From what I can tell, Natick is now a relatively middle to upper middle class suburban town, peppered with autobody shops, an inexplicably large number of martial arts studios, houses with vinyl siding
and lilac bushes.
It's also home to the BJ's Wholesale Club corporate headquarters, the US Army Soldier Systems Center, and Casey's Diner--one of the last operational ten-stool diners in the US.
The Natick suburbs have a bit of nature to them too--literally steps from Claud & Eleanor's front door is the Tony Anniballi Memorial Park at Pegan Cove. We originally went on a night walk through some of the trails on Saturday evening, which was awesome and kinda spooky. Haven't gone on a night hike in something like a decade! Sunday is when we returned to experience the park in daylight.
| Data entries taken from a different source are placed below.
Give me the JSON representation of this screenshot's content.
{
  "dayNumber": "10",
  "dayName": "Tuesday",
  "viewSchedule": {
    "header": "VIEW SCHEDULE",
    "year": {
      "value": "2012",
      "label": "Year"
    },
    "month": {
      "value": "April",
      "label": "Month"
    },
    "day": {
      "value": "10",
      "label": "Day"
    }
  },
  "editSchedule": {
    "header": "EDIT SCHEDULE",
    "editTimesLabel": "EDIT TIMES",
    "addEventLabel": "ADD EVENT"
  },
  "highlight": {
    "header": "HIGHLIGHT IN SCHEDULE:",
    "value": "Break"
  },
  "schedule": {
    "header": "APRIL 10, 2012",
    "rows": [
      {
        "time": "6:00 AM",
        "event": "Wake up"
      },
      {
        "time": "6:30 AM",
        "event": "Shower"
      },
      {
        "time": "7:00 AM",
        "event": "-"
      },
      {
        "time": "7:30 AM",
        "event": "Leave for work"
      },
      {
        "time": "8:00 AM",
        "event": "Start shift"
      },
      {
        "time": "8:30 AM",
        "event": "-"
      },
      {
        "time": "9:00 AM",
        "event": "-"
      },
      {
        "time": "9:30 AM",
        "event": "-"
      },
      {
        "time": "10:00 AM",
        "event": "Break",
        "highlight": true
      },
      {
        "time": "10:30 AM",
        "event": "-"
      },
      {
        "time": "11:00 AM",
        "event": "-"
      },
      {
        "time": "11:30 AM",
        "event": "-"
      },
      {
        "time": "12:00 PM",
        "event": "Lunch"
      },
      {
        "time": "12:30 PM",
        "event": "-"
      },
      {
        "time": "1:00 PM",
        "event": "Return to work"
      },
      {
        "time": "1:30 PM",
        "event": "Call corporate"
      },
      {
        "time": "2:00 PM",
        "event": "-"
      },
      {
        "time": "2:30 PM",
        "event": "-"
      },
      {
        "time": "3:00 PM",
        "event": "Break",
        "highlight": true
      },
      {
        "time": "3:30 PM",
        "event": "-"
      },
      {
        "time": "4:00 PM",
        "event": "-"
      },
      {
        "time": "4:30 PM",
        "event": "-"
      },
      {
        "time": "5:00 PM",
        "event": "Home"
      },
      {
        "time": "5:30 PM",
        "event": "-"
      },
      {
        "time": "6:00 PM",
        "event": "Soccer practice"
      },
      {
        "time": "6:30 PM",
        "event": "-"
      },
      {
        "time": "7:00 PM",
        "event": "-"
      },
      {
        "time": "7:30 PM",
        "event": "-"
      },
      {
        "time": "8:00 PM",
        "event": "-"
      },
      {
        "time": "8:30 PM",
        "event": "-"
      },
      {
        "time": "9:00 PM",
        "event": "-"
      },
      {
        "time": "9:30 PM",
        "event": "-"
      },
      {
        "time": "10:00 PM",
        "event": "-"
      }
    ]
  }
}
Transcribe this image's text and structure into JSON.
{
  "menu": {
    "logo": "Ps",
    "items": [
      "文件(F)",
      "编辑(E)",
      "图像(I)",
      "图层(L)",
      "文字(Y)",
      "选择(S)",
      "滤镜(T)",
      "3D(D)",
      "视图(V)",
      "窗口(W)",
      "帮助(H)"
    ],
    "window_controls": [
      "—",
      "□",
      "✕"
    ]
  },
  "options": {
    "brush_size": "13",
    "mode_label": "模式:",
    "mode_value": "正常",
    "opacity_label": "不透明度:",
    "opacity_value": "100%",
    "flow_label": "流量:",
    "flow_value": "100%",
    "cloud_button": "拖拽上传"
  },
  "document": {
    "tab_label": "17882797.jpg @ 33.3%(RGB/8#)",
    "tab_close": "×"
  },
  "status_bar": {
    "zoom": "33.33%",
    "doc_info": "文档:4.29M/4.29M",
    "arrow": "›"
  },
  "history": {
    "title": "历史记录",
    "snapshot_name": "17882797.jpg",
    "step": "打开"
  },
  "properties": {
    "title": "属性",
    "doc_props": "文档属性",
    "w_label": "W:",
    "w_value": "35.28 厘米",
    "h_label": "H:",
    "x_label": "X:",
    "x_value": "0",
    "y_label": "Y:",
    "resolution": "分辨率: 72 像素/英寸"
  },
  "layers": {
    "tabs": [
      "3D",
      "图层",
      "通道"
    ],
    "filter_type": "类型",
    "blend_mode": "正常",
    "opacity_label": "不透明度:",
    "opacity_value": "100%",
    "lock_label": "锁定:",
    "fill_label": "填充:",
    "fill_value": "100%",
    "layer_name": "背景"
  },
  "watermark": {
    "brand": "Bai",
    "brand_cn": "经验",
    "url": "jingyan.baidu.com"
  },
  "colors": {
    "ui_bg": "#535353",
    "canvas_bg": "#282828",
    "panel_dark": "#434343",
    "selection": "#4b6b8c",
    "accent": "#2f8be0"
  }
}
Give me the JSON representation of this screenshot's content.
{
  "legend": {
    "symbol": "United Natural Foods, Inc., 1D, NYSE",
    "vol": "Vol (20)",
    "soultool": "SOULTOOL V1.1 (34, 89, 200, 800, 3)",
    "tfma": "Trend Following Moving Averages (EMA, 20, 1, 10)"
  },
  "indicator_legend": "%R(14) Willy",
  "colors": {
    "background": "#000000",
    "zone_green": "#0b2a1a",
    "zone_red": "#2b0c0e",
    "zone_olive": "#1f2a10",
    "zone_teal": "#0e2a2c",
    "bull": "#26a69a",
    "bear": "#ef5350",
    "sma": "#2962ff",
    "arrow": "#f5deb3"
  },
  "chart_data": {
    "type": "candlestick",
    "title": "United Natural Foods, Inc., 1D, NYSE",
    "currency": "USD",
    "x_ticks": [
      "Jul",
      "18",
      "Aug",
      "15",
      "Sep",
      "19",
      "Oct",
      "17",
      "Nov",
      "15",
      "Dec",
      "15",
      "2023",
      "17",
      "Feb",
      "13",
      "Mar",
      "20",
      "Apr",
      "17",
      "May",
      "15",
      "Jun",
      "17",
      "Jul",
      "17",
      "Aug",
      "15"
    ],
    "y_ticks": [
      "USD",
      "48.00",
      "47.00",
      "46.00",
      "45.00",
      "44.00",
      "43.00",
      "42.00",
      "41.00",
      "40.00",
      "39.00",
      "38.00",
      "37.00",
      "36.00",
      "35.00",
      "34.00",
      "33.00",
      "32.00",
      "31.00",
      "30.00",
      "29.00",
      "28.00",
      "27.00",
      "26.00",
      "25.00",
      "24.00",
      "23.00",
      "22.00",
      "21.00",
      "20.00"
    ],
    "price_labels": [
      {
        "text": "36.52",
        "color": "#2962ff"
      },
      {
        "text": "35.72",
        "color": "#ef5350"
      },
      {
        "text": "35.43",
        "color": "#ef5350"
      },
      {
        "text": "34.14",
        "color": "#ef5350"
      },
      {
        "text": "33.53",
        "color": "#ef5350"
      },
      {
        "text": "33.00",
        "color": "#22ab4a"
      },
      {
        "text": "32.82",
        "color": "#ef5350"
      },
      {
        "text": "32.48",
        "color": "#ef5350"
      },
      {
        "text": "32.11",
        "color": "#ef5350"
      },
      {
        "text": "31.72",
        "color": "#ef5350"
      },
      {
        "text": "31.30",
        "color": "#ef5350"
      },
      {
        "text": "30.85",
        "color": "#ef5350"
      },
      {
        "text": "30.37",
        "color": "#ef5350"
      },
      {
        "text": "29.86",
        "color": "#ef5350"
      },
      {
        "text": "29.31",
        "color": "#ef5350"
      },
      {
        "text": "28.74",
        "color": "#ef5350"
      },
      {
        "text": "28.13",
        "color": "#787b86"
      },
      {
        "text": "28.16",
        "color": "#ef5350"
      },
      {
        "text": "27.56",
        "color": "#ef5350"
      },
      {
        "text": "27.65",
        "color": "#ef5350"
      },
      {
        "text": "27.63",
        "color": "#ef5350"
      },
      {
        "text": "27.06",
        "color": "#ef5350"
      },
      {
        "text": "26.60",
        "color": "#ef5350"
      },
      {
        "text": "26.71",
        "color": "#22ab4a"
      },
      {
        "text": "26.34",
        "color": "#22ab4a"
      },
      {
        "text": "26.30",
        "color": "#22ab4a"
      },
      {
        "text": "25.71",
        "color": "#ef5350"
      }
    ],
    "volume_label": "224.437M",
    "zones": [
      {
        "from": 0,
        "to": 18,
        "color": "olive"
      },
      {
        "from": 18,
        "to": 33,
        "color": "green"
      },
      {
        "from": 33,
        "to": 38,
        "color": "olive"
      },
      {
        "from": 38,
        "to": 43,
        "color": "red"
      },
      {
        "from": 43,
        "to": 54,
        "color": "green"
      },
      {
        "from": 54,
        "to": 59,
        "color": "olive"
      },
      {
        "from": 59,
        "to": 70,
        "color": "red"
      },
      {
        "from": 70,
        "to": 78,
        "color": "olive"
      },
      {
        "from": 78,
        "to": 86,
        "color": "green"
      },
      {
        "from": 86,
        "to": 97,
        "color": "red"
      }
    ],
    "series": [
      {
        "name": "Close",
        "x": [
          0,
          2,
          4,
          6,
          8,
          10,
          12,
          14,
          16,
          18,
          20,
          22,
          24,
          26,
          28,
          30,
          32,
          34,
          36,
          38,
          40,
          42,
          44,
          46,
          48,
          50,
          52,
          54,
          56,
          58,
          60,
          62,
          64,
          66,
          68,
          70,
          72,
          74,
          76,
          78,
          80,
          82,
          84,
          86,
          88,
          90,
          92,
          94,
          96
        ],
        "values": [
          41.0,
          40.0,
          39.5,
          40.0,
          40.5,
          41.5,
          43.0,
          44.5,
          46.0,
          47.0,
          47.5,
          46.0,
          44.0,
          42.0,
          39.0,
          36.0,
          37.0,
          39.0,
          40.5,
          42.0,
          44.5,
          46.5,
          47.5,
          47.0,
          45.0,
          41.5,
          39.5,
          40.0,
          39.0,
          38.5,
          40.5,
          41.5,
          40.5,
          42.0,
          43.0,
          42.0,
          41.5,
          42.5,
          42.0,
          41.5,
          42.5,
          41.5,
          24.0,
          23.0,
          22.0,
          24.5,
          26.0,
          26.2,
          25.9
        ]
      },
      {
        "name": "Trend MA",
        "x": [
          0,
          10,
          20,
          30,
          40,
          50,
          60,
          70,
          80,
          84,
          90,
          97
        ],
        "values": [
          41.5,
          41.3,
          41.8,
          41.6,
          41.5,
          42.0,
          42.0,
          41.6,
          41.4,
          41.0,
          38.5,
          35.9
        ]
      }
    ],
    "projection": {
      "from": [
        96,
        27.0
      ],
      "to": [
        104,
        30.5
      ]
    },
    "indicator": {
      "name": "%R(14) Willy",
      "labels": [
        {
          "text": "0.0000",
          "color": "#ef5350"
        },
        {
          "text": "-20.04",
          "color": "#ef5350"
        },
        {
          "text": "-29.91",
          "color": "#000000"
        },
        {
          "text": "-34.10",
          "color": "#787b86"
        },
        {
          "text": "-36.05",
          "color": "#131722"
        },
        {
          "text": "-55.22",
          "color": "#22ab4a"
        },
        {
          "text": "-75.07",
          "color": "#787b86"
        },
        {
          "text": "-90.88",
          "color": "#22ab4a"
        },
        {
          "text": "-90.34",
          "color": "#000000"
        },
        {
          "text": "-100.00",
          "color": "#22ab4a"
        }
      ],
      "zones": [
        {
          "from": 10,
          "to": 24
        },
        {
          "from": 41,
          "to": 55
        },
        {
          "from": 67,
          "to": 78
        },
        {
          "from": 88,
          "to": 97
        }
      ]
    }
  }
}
It's a beautiful but diminutive nature preserve with a few towering pine trees,
a bit of a mucky stream,
lotsa poison ivy, and bordering the really large Lake Cochituate.
It was a gorgeously sunny day, but extremely windy.
We kept busy the rest of the weekend with gardening, cooking and eating.
The veggie garden plot:
Sugar snap pea sprouts ready for replanting:
The soon to be mother of my soon to be niece:
Flattening seitan cutlets in a pasta press:
Fresh baked bread, before:
Fresh baked bread, after:
Dinner is served:
By the time I grace Natick with my next visit I'll be an aunt!